Case Study: Load Testing a Raw TCP Service
Last updated: November 2017
A customer approached us wanting to load test a network service via a proprietary binary TCP protocol. The customers use case involved thousands of simultaneous connections from mobile IoT (Internet of Things) devices.
We decided that this was a perfect opportunity to use Legion.
The protocol called for sequential request/response communication with no pipelining or interleaving of messages. There were multiple request and response types which had varying sizes and some fields of every request needed to be unique or dynamic. There seemed to be at least some server-side state being maintained for each connection and requests needed to be consistent with that state. The customer expected us to measure the time needed to receive a response, to measure bandwidth utilization, and to report statistics for every individual event.
At the time, Legion was still relatively new. We needed ad-hoc solutions for certain problems that are now handled within the standard logic of the framework. For example, tracking every individual event has never been one of Legion’s core design goals, and Legion at the time had no health self-assessments (it does now).
The primary challenge for this project, in our minds, was always the fact that it involved a proprietary binary protocol. By definition, it was not possible for us to have any experience with the customer’s protocol before the customer approached us. This necessarily introduced a certain amount of uncertainty into the project schedule, as we had to assume there would be stumbling blocks which we could not possibly anticipate or plan for. As it happened, there were certain decisions we made early in the project that gave us extra adaptability when issues did crop up.

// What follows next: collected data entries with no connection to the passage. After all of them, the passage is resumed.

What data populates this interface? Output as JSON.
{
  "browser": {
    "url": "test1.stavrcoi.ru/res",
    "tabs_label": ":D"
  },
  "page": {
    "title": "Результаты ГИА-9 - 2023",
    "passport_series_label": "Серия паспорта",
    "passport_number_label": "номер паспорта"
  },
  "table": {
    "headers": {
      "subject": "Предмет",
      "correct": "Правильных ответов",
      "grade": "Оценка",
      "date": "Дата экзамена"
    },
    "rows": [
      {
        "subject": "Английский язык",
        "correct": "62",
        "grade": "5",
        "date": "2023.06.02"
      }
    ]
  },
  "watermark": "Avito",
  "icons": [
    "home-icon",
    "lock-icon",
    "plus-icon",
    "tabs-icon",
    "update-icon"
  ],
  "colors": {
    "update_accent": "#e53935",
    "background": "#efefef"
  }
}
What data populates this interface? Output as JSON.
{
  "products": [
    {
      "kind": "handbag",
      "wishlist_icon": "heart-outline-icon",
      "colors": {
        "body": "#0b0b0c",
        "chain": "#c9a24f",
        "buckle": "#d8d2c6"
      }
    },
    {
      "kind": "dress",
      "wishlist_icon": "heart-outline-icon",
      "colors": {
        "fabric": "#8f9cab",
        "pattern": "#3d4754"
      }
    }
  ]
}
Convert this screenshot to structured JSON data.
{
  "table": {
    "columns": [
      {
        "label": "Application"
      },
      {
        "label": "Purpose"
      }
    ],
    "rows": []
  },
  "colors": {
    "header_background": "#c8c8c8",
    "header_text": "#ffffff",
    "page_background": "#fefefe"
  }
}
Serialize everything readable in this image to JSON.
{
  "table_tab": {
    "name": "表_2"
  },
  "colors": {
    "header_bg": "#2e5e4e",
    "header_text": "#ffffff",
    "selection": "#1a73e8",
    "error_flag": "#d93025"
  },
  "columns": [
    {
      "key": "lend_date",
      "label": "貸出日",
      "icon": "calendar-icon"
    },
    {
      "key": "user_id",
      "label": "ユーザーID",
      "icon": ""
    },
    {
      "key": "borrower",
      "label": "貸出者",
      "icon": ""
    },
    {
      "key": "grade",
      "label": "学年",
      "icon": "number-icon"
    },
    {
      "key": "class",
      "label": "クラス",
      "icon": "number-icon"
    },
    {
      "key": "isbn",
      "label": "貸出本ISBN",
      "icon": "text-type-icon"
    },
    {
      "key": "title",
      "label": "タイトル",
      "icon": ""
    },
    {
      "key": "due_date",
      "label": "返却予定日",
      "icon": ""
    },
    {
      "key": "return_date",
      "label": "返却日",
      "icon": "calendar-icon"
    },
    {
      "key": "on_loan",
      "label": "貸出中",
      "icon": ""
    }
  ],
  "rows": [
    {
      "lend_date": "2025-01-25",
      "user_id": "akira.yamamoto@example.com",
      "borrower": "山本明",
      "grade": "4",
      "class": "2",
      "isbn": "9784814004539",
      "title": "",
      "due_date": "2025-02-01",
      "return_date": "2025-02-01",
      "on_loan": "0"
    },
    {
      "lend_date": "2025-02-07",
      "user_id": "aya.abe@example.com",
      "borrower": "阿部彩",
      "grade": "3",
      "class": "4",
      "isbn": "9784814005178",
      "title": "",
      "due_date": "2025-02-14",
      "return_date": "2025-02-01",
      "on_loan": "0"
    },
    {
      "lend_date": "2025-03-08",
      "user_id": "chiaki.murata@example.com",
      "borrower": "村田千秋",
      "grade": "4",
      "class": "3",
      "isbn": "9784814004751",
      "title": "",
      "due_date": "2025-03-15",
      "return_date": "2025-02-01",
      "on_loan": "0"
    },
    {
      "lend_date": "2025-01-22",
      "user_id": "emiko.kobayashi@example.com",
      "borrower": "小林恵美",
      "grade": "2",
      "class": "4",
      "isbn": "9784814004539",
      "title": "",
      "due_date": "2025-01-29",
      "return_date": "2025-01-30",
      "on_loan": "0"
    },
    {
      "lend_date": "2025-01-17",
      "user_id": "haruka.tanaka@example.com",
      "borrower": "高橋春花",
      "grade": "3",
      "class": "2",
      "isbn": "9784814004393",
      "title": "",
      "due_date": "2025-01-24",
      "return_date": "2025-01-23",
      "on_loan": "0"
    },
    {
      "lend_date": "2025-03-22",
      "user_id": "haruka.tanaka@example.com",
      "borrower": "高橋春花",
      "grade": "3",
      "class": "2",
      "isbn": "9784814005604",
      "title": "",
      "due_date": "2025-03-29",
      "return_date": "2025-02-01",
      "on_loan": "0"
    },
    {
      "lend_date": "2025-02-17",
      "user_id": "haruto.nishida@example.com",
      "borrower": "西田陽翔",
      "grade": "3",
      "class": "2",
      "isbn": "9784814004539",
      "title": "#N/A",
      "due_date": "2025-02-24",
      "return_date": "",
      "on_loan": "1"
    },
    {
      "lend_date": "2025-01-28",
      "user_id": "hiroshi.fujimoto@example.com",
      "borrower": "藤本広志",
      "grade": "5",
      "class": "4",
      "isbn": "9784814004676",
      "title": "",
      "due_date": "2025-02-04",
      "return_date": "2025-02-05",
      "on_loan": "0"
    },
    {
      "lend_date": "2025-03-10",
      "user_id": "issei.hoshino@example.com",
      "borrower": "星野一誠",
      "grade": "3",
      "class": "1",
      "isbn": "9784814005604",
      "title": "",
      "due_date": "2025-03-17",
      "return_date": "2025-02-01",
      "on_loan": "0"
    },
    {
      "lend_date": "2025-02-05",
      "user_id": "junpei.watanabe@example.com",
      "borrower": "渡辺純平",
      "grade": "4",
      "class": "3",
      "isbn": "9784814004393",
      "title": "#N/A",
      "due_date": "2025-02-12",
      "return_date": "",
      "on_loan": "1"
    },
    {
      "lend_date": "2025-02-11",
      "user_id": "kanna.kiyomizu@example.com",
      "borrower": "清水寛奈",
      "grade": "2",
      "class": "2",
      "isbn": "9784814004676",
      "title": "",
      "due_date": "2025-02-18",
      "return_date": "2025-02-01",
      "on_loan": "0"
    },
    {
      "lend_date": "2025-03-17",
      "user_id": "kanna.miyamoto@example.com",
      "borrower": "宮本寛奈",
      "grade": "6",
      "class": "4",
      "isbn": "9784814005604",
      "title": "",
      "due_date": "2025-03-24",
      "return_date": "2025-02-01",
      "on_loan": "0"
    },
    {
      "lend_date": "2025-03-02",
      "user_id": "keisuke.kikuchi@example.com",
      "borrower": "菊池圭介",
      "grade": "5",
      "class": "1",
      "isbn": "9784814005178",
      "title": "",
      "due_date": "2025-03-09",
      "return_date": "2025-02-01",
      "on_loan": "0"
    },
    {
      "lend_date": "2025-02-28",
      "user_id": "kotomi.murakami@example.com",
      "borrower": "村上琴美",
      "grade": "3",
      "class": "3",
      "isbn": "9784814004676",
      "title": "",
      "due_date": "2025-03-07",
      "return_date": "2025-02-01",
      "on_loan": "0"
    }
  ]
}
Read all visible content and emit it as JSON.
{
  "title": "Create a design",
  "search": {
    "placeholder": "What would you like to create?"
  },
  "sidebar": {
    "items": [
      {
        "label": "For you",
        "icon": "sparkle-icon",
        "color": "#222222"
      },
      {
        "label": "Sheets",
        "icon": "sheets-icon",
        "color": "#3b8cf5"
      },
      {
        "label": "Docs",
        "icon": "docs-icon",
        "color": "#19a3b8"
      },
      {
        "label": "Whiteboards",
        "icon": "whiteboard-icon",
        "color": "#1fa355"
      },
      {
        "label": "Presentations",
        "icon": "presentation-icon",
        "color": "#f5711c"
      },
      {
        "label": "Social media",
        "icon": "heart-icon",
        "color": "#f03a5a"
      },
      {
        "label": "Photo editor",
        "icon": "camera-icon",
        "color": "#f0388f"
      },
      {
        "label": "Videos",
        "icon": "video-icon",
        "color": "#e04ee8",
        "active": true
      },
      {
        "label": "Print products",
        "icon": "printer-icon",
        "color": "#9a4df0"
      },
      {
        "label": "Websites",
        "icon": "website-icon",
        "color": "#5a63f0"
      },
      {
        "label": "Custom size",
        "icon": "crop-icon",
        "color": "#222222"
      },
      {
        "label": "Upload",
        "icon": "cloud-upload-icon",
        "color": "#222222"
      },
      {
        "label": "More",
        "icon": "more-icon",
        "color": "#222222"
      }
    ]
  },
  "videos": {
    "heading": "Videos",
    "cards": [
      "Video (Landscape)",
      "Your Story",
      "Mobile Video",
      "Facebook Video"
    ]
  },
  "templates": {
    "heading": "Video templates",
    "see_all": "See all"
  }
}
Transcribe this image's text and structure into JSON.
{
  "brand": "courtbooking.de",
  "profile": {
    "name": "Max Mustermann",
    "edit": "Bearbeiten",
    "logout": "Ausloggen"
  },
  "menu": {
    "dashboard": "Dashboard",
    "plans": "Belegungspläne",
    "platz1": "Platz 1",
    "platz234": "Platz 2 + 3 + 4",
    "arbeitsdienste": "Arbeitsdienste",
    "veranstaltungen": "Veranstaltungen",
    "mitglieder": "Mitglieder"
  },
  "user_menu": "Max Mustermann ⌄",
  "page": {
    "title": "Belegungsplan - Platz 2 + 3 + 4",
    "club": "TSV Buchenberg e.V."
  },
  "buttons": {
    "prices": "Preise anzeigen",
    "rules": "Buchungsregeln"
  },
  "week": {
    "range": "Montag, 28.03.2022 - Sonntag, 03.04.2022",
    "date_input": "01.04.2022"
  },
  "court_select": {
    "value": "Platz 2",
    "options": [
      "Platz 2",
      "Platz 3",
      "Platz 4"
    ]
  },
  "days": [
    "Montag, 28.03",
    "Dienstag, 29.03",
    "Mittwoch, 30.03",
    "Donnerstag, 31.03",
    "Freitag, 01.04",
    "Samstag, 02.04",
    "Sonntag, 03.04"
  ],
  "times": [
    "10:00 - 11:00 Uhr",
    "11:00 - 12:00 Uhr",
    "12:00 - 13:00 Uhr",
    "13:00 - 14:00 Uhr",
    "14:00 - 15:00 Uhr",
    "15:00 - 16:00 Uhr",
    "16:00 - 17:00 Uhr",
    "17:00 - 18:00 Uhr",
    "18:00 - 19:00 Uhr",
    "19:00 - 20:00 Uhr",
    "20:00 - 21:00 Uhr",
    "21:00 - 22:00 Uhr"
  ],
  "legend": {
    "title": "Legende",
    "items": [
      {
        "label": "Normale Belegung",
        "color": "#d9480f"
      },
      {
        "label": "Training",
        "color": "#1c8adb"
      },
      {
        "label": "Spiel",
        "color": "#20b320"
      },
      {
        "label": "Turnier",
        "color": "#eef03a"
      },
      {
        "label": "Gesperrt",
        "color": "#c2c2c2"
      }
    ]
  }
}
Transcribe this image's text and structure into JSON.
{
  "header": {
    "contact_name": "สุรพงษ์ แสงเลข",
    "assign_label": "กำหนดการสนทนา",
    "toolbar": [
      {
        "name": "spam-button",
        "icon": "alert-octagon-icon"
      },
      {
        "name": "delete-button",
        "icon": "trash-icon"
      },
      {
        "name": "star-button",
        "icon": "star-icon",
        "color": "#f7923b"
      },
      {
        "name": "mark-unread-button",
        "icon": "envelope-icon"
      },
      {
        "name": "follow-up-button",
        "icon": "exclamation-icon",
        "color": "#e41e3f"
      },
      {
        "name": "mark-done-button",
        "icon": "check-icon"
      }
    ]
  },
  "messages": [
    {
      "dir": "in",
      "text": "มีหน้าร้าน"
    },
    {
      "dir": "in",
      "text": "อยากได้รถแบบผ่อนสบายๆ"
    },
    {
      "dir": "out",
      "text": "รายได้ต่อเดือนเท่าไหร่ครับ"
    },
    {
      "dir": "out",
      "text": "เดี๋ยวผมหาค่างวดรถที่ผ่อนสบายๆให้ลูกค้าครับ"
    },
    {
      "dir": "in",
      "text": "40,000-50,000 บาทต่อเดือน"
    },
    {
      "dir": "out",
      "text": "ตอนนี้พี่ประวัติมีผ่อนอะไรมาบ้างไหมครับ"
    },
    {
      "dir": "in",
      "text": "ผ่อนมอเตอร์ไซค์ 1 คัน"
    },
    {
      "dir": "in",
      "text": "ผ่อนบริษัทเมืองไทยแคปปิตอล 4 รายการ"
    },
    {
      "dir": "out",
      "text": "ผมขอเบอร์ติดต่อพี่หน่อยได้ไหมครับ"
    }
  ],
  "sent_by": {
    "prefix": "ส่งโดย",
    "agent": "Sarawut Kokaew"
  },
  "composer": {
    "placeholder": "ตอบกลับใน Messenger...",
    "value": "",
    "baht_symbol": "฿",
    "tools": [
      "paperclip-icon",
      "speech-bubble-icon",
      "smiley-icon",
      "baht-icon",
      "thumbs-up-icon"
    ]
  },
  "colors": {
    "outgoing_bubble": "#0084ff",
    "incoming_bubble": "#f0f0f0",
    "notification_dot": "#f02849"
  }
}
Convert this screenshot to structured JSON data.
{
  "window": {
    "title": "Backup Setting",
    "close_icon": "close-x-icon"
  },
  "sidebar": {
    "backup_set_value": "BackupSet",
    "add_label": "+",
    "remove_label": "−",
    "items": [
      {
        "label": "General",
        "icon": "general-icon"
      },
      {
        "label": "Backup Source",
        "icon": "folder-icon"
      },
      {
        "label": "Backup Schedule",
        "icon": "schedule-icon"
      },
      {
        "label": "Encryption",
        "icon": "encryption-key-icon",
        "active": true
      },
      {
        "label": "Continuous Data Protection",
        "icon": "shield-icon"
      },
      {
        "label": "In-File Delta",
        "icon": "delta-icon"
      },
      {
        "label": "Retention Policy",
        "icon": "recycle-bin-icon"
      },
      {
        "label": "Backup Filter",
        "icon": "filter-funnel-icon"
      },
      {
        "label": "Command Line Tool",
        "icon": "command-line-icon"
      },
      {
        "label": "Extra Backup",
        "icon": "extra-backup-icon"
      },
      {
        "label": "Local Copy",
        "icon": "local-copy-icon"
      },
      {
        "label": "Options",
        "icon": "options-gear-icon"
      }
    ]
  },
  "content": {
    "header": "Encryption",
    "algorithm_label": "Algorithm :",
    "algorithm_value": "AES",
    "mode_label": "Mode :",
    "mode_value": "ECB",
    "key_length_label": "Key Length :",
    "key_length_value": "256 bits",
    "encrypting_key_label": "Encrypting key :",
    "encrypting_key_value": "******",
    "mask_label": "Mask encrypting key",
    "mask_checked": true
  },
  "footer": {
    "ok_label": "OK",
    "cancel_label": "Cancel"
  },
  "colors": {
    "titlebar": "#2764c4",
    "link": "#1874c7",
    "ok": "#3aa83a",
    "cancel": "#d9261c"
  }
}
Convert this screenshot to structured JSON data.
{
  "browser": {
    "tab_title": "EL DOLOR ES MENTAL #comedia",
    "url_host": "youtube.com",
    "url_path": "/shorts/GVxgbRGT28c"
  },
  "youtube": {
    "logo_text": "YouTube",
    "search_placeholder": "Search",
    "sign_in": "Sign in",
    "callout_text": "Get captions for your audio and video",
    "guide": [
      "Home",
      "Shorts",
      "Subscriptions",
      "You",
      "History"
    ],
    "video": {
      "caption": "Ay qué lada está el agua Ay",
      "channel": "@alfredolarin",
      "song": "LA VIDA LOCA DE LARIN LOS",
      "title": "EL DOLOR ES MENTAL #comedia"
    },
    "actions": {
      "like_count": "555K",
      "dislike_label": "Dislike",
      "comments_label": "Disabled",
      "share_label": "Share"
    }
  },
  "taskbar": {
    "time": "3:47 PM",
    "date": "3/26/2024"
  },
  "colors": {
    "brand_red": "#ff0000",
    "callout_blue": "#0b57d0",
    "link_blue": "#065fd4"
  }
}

Working with node-struct represented a modest extra effort in the opening stage of the project. It would have been possible to directly manipulate dynamic values in their raw binary form. In practice, node-struct paid considerable dividends over time. The ability to quickly and reliably convert the binary data to a human-readable format meant that we were able to quickly and thoroughly understand bugs or mistakes in the binary messages, and also gave us an enormous flexibility to iterate and adapt to rapidly meet customer needs.
With the ability to generate and edit messages, it was then necessary to build a rudimentary promise-based client API on top of Node’s TCP implementation. With the this API in hand the remaining work would be trivial, as Legion in it’s simplest mode of operation simply measures the time needed to fulfill a promise. This work was straightforward but detail-oriented, and will be covered in a separate article. ((TODO: LINK TO ARTICLE))
Finally, we implemented the test case logic. Each virtual user connected to the server, sent an initial connection request, and then sent a continuous series of requests selected from a pool of random possibilities. The test case itself was only about one page of code. We were able to modify the test case on-the-fly to answer specific questions posed by the customer.
The total time to complete the project was about 2 weeks. At that time we delivered all relevant assets to the customer for their ongoing use.
Following up on our experience with this project, we added a number of new capabilities. It’s now much easier to deploy large numbers of load generating instances, and it’s now possible to control these instances remotely at run time. We made it easier to report custom metrics. We’re also in the process of improving our ability to visualize and interpret the data that Legion produces.